Part III: Paper-to-Agent에서 AI Scientist로 — 자율 발견의 진화

Chapter 9: 분야별 실전 — ML · alignment · biomedical · materials · medical

집필일: 2026-05-22 최종수정일: 2026-05-22

9.1 이 챕터의 의도 — 분야 case study가 아니라 분야 landscape

본 챕터는 의도적으로 짧다. 그리고 의도적으로 deep dive를 하지 않는다. positioning.md §7의 "won't claim" 목록에 명시했듯이 이 서베이는 wet-lab AI Scientist 가이드가 아니다. critical-analyst의 권고도 같은 방향이다 — Ch9는 preview-tier landscape + strong pointers로 두고, 분야별 deep coverage는 1–2년 뒤 별도 후속 서베이로 다루는 것이 마땅하다. 이유는 G9 (Chapter 3에 명시한 gap)이다. wet-lab tier(L6)는 본 서베이 corpus 내에서 약 5–6개의 primary source에만 의존하는 thin coverage이고, 그 thin coverage 안에서 깊이 다루려 하면 분야 균형이 무너진다.

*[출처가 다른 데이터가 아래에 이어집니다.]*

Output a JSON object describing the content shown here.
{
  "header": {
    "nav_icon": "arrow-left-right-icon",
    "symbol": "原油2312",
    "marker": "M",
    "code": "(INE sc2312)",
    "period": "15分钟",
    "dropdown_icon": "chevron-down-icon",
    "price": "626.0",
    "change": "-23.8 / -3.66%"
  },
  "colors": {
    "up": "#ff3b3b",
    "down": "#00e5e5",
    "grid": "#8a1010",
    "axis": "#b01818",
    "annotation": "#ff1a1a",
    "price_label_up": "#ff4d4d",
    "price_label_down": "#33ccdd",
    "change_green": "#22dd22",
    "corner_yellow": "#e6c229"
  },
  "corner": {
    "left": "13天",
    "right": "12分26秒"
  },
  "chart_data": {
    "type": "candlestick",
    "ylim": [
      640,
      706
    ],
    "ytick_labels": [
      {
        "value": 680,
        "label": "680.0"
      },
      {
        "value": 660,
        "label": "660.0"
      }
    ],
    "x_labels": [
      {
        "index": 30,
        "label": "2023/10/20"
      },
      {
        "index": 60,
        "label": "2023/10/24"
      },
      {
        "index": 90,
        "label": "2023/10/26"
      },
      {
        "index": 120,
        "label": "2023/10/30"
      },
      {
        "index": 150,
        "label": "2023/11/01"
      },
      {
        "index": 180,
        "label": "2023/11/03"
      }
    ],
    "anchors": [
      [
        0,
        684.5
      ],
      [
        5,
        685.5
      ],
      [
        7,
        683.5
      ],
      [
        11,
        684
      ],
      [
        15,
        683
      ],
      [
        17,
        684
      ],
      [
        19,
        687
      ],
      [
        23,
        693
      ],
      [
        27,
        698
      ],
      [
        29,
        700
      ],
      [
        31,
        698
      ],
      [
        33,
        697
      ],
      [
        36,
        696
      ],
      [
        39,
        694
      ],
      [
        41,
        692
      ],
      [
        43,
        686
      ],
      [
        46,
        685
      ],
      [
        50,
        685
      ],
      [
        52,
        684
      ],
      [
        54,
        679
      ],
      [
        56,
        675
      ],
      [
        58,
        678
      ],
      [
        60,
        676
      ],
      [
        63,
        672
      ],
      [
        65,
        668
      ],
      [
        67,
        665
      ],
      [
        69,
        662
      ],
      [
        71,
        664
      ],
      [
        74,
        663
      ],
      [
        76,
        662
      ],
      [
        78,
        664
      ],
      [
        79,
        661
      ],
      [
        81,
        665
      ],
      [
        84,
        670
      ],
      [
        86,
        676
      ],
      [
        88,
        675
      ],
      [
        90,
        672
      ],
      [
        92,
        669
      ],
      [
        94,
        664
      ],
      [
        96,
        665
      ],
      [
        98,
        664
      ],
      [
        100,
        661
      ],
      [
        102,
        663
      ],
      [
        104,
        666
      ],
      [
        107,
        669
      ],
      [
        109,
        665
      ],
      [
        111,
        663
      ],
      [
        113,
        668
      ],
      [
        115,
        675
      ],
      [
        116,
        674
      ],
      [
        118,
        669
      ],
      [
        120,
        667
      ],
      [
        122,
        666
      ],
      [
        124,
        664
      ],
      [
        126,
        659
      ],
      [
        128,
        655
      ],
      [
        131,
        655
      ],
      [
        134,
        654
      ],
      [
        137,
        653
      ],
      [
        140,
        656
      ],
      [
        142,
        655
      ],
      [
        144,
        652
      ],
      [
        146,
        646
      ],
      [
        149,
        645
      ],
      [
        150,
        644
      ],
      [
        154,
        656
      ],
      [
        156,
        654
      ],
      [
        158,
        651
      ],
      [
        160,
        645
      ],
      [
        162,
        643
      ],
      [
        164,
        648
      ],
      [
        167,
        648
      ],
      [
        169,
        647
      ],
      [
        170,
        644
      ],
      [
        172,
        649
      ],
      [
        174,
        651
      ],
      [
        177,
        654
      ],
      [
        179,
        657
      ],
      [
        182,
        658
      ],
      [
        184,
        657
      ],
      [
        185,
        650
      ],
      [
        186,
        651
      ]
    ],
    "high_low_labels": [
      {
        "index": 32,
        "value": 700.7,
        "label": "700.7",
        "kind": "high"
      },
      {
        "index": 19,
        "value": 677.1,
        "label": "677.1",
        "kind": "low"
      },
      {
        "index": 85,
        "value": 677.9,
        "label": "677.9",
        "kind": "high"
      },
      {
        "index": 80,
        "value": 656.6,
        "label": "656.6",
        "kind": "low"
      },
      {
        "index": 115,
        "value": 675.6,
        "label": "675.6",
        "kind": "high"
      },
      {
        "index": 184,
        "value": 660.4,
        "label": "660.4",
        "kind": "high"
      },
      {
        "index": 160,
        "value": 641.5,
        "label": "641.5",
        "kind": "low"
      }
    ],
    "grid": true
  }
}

그래도 분야 landscape는 필요하다. Chapter 7–8의 architectural pattern이 어느 분야에 어느 정도까지 가 닿았는지를 보지 못하면 4-layer × 6-level 프레임 (Chapter 2, 3)이 추상적으로 남는다. 본 챕터는 다섯 분야 — ML, alignment, biomedical, materials, medical — 와 자가 구동 실험실 (self-driving labs, SDL) 한 묶음을 다룬다. ML과 alignment는 Chapter 8에서 architectural 측면을 이미 다뤘으므로 여기서는 분야 anchor로 짧게 정리하고, biomedical · materials · medical · SDL은 새로 등장하는 분야이므로 각각 1–2 단락의 landscape를 둔다. 9.7에서 분야 횡단의 패턴을 정리한다.

본 챕터는 critical-analyst의 권고에 따라 길이를 길지 않게 유지한다. 분야 deep dive는 본 서베이의 scope를 명시적으로 벗어난다.

9.2 ML — Karpathy autoresearch가 ML 분야 anchor

Figure 9.1: AI Scientist 분야 횡단 패턴 매트릭스 — ML · Alignment · Biomedical · Materials · Medical의 자율도·평가·human-in-loop·flagship — illustration by author (gpt-image assisted)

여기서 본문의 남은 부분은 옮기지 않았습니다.